Now let's use a different type of classification and regression tree implementated by RPart:
```{r echo=TRUE, warning=FALSE, message=FALSE, comment="", fig.path="Fig/"}
library(rpart)
secondFit <- rpart(classe ~ ., data=newTrainingData)
thirdPrediction <- predict(secondFit, type="class")
table(newTrainingData$classe, thirdPrediction)
library(rpart.plot)
prp(secondFit, cex=0.6, type=1)
```
Looking at the trees in Figure 1 and Figure 3 although the diagrams are different because they come from different packages there are similarities in the decisions they are using.
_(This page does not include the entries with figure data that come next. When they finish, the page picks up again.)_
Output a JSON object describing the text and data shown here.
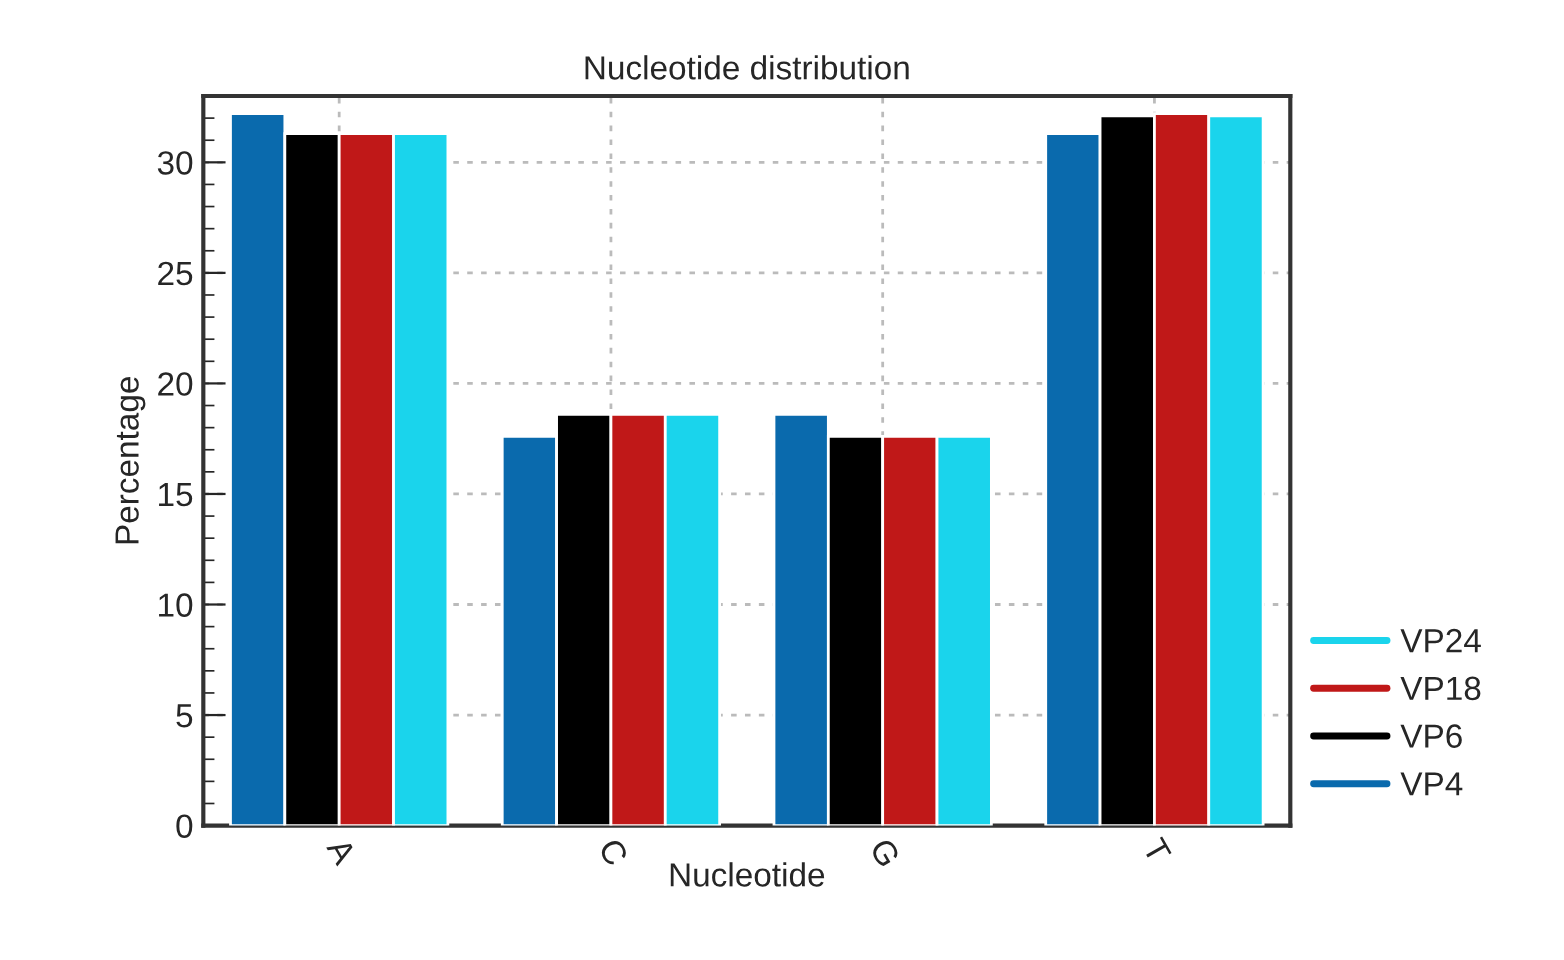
{
  "chart_data": {
    "type": "bar",
    "title": "Nucleotide distribution",
    "xlabel": "Nucleotide",
    "ylabel": "Percentage",
    "categories": [
      "A",
      "C",
      "G",
      "T"
    ],
    "series": [
      {
        "name": "VP4",
        "color": "#0a6aad",
        "values": [
          32.2,
          17.6,
          18.6,
          31.3
        ]
      },
      {
        "name": "VP6",
        "color": "#000000",
        "values": [
          31.3,
          18.6,
          17.6,
          32.1
        ]
      },
      {
        "name": "VP18",
        "color": "#c01818",
        "values": [
          31.3,
          18.6,
          17.6,
          32.2
        ]
      },
      {
        "name": "VP24",
        "color": "#1ad4ec",
        "values": [
          31.3,
          18.6,
          17.6,
          32.1
        ]
      }
    ],
    "ylim": [
      0,
      33
    ],
    "yticks": [
      0,
      5,
      10,
      15,
      20,
      25,
      30
    ],
    "grid": true,
    "legend": "bottom right"
  }
}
```{r echo=TRUE, warning=FALSE, message=FALSE, comment="", fig.path="Fig/"}
cp <- secondFit$cp
plot(cp[, 2], cp[, 3], type = "l", xlab = "Size of tree (number of nodes", ylab = "Out of sample error (%)",
main = "Figure 4: Relationship between tree size and out of sample error")
```
Now we will be going to estimate the in-sample error again:
```{r echo=TRUE, warning=FALSE, message=FALSE, comment=""}
nright <- table(thirdPrediction == newTrainingData$classe)
rpartInError = as.vector(100 * (1 - nright["TRUE"]/sum(nright)))
```
We estimate the out-of-sample error to be `r rpartInError`%. Again this is an improvement on`tree`.
Now we will apply the random forest also proposed by [Breiman, L. (2001), Random Forests, Machine Learning 45(1), 5-32](http://oz.berkeley.edu/~breiman/randomforest2001.pdf)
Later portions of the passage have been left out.